Wednesday, March 6, 2013

Garbage Protein Is Trying to Get Yuh

Garbage Protein Is Trying to Get Yuh
Michael Colgan Ph D 6 March 2013

From a blade of grass to the tallest tree, from fleas and frogs, to you and me, all living things are built from instructions written in the universal language of DNA. All are built from proteins made to DNA codes expressed by our genes. And most of the DNA is very similar. 80% of our genes are identical to the genes of a banana, 84% to the genes of a cockroach.

More than half the dry weight of a lean human is proteins. They form the structural framework and operating machinery of all tissues; brain, muscles, organs – the lot. All our thoughts are controlled by enzymes, and all enzymes are proteins. The protein collagen forms the essential structure of skin, tendons, ligaments, and cartilage. The protein hemoglobin is the machine that transports our oxygen. Thousands of different proteins control every nerve and every muscle contraction.

All our hormones are proteins. They form an interconnected information system far more complex that the best computers. All our growth factors are proteins, essential for the body to grow and repair itself. All the soldiers of our immune system are proteins. Proteins are our beams and rafters, architects and engineers, movers and shakers, growers and defenders. And all are made from the proteins that we eat, far and away our most important and most complex nutrients.

The molecular study of genes, (called genomics) got going about 2001, as work on translating the human genome neared completion. For a princely sum you can now get a profile of your own individual genome. Doesn’t mean much. Just when we thought we had hit the mother lode for understanding the basic processes of human life, scientists realized that the study of the proteins encoded by genes,(called proteomics) is much more important.(1)

Dr Hanno Steen, Director of the Proteomics Center at Children's Hospital, Boston sums it up. “To really understand biological processes, we need to understand how proteins function in and around cells since they are the functioning units.”

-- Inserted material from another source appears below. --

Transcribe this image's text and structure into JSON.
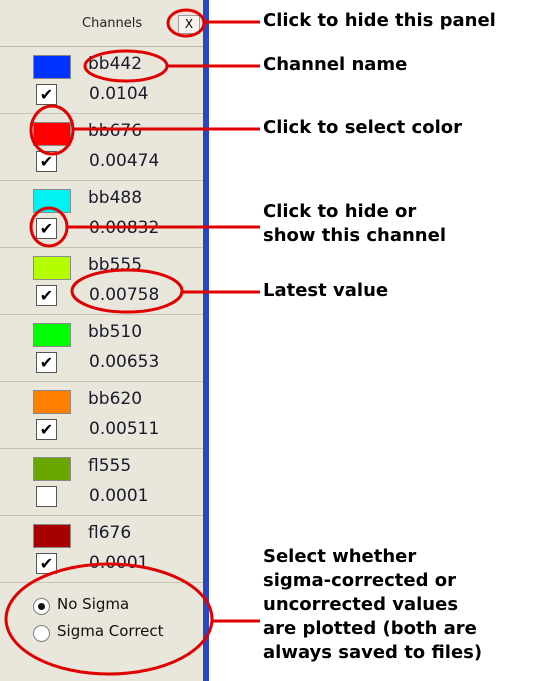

Proteomics is a lot more difficult than genomics. The human genome is more or less constant. Depending on whose figures you take, it contains between 20 and 40 thousand genes. But these genes can code for 10 to 20 times as many proteins. Some single genes alone can code for over 1,000 different proteins. The Human Proteome Project has recently done a fair count of the proteins in the human body: more than 350,000 different ones.(1,2)

In any protein, amino acids are linked to form long coded chains. The longest is titin, a protein that enables muscles to contract properly. Titin has a chain of 34,500 amino acids. Your body and mine has to make titin exactly every day. Consider how important it is for athletes (and the rest of us) to provide exactly the right raw materials from food proteins, so that the body can make titin precisely to code.

It’s doubtful our politicians understand any of this science, because it has never influenced the food supply to provide us better health. Most of the American food chain today results from the huge profit-driven historical error of agribusiness in the 1950s, that has now destroyed most of the land with NPK fertilizers and pesticides. Through its introduction of toxins and the progressive destruction of nutrients in the soils, crops and livestock, US agribusiness is directly responsible for most of the obesity, diabetes, and Alzheimer’s epidemics now undermining the American dream.(3) Eat their garbage proteins and you will grow a garbage body. No way to avoid it.

If you value the structure of your brain, your organs, your skin, your muscles, your looks, and the rate at which you age, never eat junkfood protein again. That’s all the burgers, hot dogs, battery chicken, turkey, pork, beef, tofu, or whatever.(3) If we were not so brainwashed by false advertising and lobby-driven government humbug, we would vote en masse with our pocketbooks and drive them all out of business.

1. Blackstock WP, Weir MP (1999). "Proteomics: quantitative and physical mapping of cellular proteins". Trends Biotechnol. 17 (3): 121–7.
2. Nature Methods, Editorial. The call of the human proteome Nature Methods, 2010;7,661 doi:10.1038/nmeth0910-661.
3. Salatin J. Folks This Ain’t Normal, New York: Center Street Publishers, 2011.